I began to give over all hopes of receiving any Letters from my Sister by the last Vessels, but this morning while we were at Breakfast A large packet came in from Boston; inclosing me a very long Letter, with the account untill the 15th. of August. The pleasure I received was enhanced, by having it when it was unexpected. But it has not satisfied me, upon one subject, which gives me still a great deal of anxiety. Doubts, hopes, and fears alternately rise in my Breast, and I know not what to Conclude. The subject is of great importance to me, as it regards the happiness of a Sister, for whom I have the tenderest and sincerest affection.1 Between 12 and 1 I went down to Mr. White’s, and read my Letter to the Ladies. Stay’d and dined there. Spent part of the afternoon with Mr. Thaxter: he gave me a piece of information which surprised me very much, but which I sincerely hope to be true. Nancy came home, this Evening.
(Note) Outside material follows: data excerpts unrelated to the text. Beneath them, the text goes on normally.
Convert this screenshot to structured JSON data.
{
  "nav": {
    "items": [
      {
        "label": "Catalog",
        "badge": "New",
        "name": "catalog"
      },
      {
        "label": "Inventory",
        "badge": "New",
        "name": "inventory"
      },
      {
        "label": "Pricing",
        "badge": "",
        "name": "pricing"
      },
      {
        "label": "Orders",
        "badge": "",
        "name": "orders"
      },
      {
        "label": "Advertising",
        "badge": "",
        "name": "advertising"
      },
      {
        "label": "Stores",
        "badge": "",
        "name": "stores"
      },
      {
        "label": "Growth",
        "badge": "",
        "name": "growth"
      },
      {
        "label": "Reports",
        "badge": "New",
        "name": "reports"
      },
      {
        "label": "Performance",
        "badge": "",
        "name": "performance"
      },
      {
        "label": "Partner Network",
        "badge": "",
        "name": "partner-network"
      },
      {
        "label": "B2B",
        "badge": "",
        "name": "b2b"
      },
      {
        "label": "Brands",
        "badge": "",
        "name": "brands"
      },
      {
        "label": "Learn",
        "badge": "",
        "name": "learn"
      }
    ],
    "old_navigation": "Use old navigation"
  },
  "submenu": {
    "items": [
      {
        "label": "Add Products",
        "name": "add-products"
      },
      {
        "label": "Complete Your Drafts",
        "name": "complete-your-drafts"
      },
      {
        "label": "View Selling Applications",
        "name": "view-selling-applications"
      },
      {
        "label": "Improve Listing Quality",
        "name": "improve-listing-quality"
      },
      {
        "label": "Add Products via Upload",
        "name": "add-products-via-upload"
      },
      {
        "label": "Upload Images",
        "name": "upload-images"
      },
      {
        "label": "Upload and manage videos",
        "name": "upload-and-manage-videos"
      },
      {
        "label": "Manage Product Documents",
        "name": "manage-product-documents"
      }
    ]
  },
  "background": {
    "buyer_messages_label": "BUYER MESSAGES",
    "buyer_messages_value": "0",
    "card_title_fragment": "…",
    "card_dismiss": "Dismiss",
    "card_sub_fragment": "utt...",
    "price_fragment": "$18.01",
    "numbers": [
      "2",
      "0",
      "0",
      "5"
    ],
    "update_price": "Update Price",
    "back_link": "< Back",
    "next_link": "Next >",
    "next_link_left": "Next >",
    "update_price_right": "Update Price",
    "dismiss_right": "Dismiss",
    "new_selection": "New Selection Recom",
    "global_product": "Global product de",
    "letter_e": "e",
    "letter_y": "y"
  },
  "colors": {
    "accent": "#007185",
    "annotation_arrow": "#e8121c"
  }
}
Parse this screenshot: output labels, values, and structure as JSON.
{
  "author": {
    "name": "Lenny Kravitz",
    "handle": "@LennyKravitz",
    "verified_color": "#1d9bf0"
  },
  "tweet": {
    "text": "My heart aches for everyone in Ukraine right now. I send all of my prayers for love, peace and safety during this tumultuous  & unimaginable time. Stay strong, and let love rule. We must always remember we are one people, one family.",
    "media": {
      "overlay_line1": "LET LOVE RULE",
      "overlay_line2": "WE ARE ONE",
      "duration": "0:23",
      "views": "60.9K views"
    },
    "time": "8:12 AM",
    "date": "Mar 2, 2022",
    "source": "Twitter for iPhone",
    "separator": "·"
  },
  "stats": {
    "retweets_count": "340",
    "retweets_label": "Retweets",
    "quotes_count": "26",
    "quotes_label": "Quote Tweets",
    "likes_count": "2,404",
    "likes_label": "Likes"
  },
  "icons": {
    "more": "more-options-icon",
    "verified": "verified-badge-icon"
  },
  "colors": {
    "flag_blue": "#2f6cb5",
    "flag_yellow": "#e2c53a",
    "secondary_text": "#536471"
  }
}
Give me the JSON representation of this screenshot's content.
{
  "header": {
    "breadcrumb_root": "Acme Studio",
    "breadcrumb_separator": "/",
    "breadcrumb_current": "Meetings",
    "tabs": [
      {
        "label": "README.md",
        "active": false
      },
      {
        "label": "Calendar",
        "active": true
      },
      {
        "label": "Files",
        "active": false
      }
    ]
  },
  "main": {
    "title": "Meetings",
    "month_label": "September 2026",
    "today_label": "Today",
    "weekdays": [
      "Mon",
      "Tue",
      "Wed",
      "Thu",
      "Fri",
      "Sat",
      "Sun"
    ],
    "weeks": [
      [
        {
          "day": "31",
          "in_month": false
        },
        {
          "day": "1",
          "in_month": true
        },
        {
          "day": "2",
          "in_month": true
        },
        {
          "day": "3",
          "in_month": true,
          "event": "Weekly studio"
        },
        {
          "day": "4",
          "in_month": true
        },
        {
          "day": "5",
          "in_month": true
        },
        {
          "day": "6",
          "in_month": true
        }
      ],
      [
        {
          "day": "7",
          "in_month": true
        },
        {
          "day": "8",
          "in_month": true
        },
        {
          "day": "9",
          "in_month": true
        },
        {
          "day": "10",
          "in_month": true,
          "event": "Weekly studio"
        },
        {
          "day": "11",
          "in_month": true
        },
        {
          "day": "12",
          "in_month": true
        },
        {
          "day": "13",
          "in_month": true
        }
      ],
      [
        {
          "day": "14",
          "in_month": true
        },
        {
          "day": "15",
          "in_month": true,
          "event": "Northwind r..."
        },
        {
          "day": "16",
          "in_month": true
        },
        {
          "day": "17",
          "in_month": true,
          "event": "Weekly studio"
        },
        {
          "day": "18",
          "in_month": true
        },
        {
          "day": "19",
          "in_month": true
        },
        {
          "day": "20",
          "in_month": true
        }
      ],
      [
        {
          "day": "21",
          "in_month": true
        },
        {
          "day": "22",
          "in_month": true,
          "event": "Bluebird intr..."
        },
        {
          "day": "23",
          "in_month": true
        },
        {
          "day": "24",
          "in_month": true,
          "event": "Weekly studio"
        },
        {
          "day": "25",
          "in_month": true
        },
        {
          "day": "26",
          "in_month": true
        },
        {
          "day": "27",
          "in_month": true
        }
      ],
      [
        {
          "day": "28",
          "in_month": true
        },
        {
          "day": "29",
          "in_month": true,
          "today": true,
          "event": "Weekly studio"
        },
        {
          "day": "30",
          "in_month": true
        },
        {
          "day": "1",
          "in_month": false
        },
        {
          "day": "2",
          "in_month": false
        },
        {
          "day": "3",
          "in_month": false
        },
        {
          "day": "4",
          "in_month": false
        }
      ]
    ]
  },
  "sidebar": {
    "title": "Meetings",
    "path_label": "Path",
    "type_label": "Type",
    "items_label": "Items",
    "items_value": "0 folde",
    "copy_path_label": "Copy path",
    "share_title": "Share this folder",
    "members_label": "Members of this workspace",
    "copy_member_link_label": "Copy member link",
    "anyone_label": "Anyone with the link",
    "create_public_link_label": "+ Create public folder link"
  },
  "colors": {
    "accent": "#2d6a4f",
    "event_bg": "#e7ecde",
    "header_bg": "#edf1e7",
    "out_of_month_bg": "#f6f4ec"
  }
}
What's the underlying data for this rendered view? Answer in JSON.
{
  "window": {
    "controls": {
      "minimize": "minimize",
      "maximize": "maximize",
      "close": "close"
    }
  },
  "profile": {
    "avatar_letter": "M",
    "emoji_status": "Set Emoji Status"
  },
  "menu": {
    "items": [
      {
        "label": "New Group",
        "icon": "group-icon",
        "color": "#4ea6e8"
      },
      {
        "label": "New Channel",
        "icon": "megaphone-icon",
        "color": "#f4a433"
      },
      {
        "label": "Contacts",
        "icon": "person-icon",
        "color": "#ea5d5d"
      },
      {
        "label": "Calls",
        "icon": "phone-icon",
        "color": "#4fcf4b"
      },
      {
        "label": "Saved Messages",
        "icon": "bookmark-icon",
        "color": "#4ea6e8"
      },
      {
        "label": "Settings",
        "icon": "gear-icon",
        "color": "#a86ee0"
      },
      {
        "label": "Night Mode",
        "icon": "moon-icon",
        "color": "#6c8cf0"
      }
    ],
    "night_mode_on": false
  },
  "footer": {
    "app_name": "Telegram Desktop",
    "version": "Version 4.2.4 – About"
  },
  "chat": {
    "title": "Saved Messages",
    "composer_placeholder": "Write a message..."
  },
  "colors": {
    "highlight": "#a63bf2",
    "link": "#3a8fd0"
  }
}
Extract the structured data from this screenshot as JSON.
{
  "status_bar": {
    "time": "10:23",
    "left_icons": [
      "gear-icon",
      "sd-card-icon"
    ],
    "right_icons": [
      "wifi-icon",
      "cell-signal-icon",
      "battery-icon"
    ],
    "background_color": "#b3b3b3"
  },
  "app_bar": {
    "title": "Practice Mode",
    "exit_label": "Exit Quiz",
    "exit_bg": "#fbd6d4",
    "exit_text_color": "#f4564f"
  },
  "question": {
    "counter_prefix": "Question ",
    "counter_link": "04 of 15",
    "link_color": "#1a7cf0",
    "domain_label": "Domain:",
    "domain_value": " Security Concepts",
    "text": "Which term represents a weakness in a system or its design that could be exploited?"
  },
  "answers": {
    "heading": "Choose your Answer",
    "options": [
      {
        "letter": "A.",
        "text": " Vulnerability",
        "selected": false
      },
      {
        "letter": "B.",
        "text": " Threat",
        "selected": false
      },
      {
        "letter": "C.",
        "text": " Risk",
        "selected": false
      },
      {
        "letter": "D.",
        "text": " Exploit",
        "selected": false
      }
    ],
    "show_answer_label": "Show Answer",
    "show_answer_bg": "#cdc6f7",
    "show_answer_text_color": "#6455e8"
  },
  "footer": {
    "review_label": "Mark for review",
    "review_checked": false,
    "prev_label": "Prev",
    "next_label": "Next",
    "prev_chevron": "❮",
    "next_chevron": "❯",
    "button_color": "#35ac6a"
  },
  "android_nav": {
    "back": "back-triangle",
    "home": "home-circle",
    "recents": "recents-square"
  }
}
I have been endeavouring for some time past, to climb, up some steps upon the hill of the muses but, Boileau says with great truth
C’est en vain qu’au Parnasse un téméraire auteur
Pense de l’art des vers atteindre la hauteur
S’il n’a reçu du ciel, l’influence secrete,
Si son astre en naissant ne l’a formé Poete.2
The hill I fear is by far too slippery for me.
2. Nicholas Boileau-Despréaux, “L’Art poetique,” from Oeuvres choisies, 2 vols., Paris, 1777, 2:, a copy of which is at MQA with JQA’s bookplate and MS signature with the date 1781. JQA quotes the first four lines of the first song, line three of which should read: “S’il ne sent point du ciel.”